Here’s an example of how it works. This Crash Course video on matter has 22 embedded questions. As a learner watches, the video automatically pauses with a question the learner is prompted to answer. Once the answer is submitted, the learner gets immediate feedback on whether it was right or wrong, and can then move on.
It’s a way to turn passive video viewing into a more active learning experience.
Edpuzzle’s Video Library
If you’ve got a particular topic in mind and are not looking to reinvent the wheel, you can start out with videos that are already on Edpuzzle. For example, Edpuzzle Originals are pre-made video lessons covering Math, Science, English, and Social Studies for different grade levels. These videos already have integrated questions, but you can customize them by editing and creating your own versions. If you want to supplement and reinforce existing curriculum materials, this is a good place to start.
Besides Edpuzzle Originals, you can search the video library for a topic you’re looking for, say, “causes of the American Revolution,” and chances are, there are already videos with questions on there. For example, this Brainpop video has eight embedded multiple choice and true/false questions.
You can search by topic, or by source. So, maybe you want to find something from Ted-Ed, SciShow Kids, DisoveryEd, NatGeo, or another video series you like. Just pop it into the search box. You can also search under the category of Edpuzzle hosted videos, which have embedded questions for existing videos and video series like this one on the rock cycle from Magic School Bus; or this one from Amoeba Sisters on human body systems.
If you still want something else, you can always add the content yourself by uploading a video. Then you can do things like cut the video and add different types of questions such as multiple choice, true/false, short answer, fill in the blank, or open-ended. You type in the choices, indicate the correct answer with a check mark, and the site grades the questions automatically. You grade the open-ended questions yourself.
It’s easy to create a free account and get started. Here are some things you can do with Edpuzzle:
- Create classes for your kids’ subjects and assign videos with start dates and due dates. You can email links to assignments or give them a code generated by the site to access assignments.
- Customize the same videos based on each kid’s level. For an older child, insert more challenging comprehension questions that require deeper analysis of the concepts covered in the video. For a younger child, focus the questions on basic understanding of key ideas and vocabulary.

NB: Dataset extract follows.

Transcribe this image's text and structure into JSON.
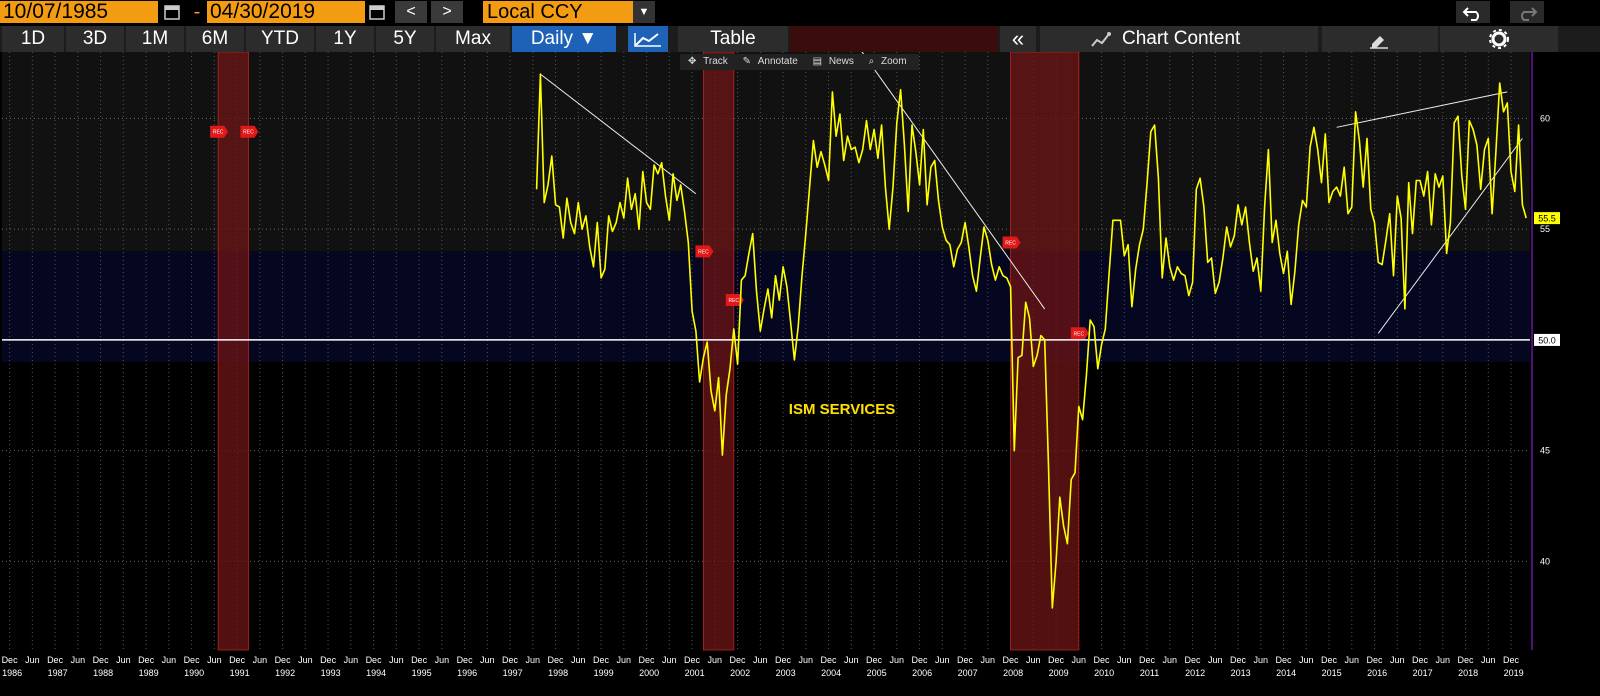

- Set the questions so that answers are either typed in or given orally. Enable questions to be skipped or not; enable multiple tries and re-watches.
- Track progress to see who has watched the videos and completed the questions, and how well they did.
Edpuzzle And Homeschool Lessons
Edpuzzle’s videos can be used for more than review of core subjects. You can use existing lessons or build your own lessons covering art and music or cross-curricular studies. Some examples:
- Explore the connections between the Golden Ratio and Fibonacci in music.
- Show how math can be used to create interesting art with tessellations, fractals and origami.
- Demonstrate the science behind magic tricks, such as illusions, forces, and reactions.
- Explore the science behind sports, such as motion, energy, and gravity.
- Review literature concepts like conflict and character analysis with an episode of the Twilight Zone.
- Act as a historian to draw conclusions by analyzing primary and secondary sources.